During those early days when he was born, child mortality rate was very high but he was among the luckiest children to have survived. His parents brought him up well. He was able to attend school and advanced in his career, however in his early teens he started smoking and indulging in alcohol. He did this for quite sometimes until he married and then fell off the wagon. He believed in having a big family and married close to eight wives. My grandpa used to joke that monogamists are cowards! He established different homesteads for all the wives to reduce jealousy and would summon them from time to time for family meetings to create peace.

I remember when I used to visit my grandmother (who was his 2nd wife), my grandpa would come over for the weekend, he would plonk himself in his favorite seat with newspaper in his hands and smoke like chimney then he would summon us together and tell us smoking is dangerous for us while pointing out his wooden club at us and then say he was the only one allowed to smoke.

Memories of him carrying us around, buying goodies for us and dancing with us around are still fresh in mind. He was a hardworking person, a loving grandfather, a strict disciplinarian, always dressed in smart suites and ties .Walking energetically flapping around his walking stick.

His Journey through palliative care

Earlier this year 2018, he started falling sick and was always in and out of the hospital. He visited close to three hospitals in Nyanza province for check up and treatment and was found to have lung cancer. When a CT scan and MRI were done, it was discovered that the lung cancer had advanced and had spread to the liver. The metastasis was large and obstructed his bile duct.

One morning in September 2018, my mum called me and she sounded very low and worried concerning my grandpa’s condition. She thought he was going to die that day since he was in a lot of pain and suffering. At this time I had just started interning at Kenya Hospices and Palliative Care Association (KEHPCA) and I shared his story with my supervisor, Dr. Kinyanjui who then advised that with the prognosis and the pain, it was in order for my grandpa to seek palliative care guidance.

My family at this time did not know much about palliative care and so convincing them to bring my grandpa to a hospice was difficult. With the help of KEHPCA I contacted a palliative care team in Kisii who went and paid a visit to my grandpa through the help of my mum at the hospital where my grandpa had been admitted.

One week passed by and his condition worsened every day, then my elder cousin organized for him to come to Kenyatta where he would undergo a binary surgery. At this point, we thought that what he needed was more than just palliative care but hospice care because the probability of him getting cured was very slim and he was a bit long in the tooth to carry out with his normal life. He needed consistent help and care.

With the help of KEHPCA I managed to contact Our Lady Thigio Hospice in Limuru where my grandfather was taken to afterwards. He stayed for thirty one days at the hospice and we would take him weekly for doctor’s appointment. He had seen some of the good doctors around but they all said that the chances of him surviving were very low.

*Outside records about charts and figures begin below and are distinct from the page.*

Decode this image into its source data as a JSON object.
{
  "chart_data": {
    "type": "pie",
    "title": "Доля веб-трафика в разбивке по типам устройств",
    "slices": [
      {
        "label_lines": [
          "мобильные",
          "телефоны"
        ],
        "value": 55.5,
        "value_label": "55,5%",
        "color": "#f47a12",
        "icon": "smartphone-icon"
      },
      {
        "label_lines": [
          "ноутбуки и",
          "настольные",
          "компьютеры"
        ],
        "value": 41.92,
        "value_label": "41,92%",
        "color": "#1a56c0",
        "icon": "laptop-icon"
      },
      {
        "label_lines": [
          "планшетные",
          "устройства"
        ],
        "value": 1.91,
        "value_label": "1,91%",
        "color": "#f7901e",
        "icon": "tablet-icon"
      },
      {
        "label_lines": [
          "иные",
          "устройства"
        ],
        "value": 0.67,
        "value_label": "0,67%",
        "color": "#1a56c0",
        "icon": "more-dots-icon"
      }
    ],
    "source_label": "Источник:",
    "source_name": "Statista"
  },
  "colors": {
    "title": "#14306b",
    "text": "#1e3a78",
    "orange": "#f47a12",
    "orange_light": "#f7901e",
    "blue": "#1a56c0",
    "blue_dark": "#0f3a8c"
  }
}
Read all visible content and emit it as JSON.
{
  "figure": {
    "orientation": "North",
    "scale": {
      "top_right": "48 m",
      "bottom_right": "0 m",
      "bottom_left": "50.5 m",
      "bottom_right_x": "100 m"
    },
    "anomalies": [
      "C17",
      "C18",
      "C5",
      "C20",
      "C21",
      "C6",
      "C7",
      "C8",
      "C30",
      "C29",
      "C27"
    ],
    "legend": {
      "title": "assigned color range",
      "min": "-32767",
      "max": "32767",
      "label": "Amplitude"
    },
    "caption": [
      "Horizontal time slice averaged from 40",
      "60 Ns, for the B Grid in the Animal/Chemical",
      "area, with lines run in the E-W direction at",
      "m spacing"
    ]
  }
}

As a family we had to deal with it, with the counseling we got from the hospice and regularly as his grandchildren, we took care of him and showed him so much love, always being there for him. He loved us (his family) and believed that if he was not to get cure, then he was going to go to a better place. The palliative care he received prepared him spiritually, intellectually and emotionally and we as his care givers  also felt a sense of reassurance.

Unfortunately, one morning of 29th October, 2018 10:00 a.m. his organs just slept, gone, gone never to be heard or seen again. I remember my mum crying uncontrollably when she had just gone to see him but could not talk to him. Deep down inside our hearts we knew that grandpa was resting with angels since while at the hospice he even accepted Christ as his lord and savior. It’s a day I will never forget for the rest of my life, we finally took his lifeless body to Chiromo University Morgue and finally laid him to rest at his Sare, Kamagambo home in Rongo County, on the 16th November, 2018. May His soul rest in peace!